On the other hand, I don’t like this clear-cut distinction between hero and villain. It seems untrue to real life, unlike the people we know. The people we demonize sometimes surprise us with touches of angelic warmth, even altruism. Likewise, our heroes betray vices that cast clouds over our admiration for them. In the words of Aleksandr Solzhenitsyn, “If only there were evil people somewhere insidiously committing evil deeds, and it were necessary only to separate them from the rest of us and destroy them. But the line dividing good and evil cuts through the heart of every human being” (Solzhenitsyn, The Gulag Archipelago, 1:168).
A Perplexing Tangle
This bizarre duality of good and evil has been described this way: “Is it not clearer than day that we feel within ourselves the indelible marks of excellence, and is it not equally true that we constantly experience the effects of our deplorable condition? What else then does this chaos and monstrous confusion proclaim but the truth about these two states in a voice too powerful to be gainsaid?” (Pascal, Pensées L208/S240).
The point is this: we humans are a perplexing tangle of greatness and wretchedness. Wouldn’t it be easier if we could separate the heroes from the villains? But we can’t. Heroism and villainy, virtue and vice, coexist—not only in a single individual at different times, but also in a single individual engaged in one endeavor.
Villainy in Heroism
I found a striking example of this feature of human nature in Max Hastings’ remarkable history of World War II, Inferno: The World at War, 1939-1945. During the Germans’ bombing of London, a man named Bob Davies distinguished himself as a national hero for volunteering to undergo the life-threatening task of diffusing and extracting German bombs that had fallen in London, including one that had embedded itself 28 feet into the ground dangerously close to St. Paul’s Cathedral. But less than two years later, as Hastings writes, “Davies was court-martialed on almost thirty charges involving large-scale and systematic theft through his time in charge of his UXB squad; he also exploited his role to extract cash payments from some of those whose premises he saved from bombs, compounded by later passing dud cheques.”
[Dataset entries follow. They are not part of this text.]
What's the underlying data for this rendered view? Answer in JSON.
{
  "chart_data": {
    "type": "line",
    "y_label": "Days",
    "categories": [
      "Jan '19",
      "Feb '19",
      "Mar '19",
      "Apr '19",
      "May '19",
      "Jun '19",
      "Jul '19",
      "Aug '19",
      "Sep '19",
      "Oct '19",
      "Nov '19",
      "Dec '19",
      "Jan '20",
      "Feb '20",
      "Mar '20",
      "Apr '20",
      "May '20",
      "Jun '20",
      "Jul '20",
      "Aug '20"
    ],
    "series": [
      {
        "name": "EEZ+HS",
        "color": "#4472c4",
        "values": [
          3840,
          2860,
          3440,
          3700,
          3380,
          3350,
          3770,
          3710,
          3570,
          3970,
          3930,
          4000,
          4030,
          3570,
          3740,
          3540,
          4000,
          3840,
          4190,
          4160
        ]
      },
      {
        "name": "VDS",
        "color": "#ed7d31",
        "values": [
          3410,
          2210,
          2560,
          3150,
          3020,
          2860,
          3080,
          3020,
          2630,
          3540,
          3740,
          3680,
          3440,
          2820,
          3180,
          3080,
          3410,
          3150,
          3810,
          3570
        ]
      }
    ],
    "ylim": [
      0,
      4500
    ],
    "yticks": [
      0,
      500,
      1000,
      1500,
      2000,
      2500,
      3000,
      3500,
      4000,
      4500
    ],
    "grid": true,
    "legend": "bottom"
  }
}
Hasting’s assessment of Davies’ conflicted behavior reflects this paradox of human nature. “A lesson of his story,” Hastings concludes, “was that scoundrels as well as heroes played their parts in the blitz, and some people were a tangle of both.”
We Are Sinful Image-Bearers
Doesn’t this fit what Scripture teaches about the human condition? We were created in the image of God, which means at least that we have some capacity to reflect God’s good nature. So we can expect to humans—sometimes, at least—to act in ways that are surprisingly noble and selfless. But our having been created in God’s image is only part of the story. We have fallen into sin. We have a stubborn, inborn tendency to rebel against God, acting as if we are the center of the universe. So this mixture of virtue and vice is like a shattered vase. The smooth curves and jagged edges of the broken pieces don’t balance each other out. They tell the tragic story of the beauty and usefulness that should have been.
But the story doesn’t end with senseless shapes and shattered edges—humans who live in rebellion against God. Christ the God-man lived in perfect submission to God (John 8:29). He is the “express image of [God’s] person,” the true Hero unmixed with villainy.
Perhaps this is why I feel so conflicted about how novels and movies should portray their fictional characters. On the one hand, I want the characters to reflect the messy reality of my experience. On the other hand, I long for that inward sense of justice to be satisfied by the villain being portrayed as pure evil and the conquering hero as pure goodness.
There is such a hero, but He is no fiction. His name is Jesus.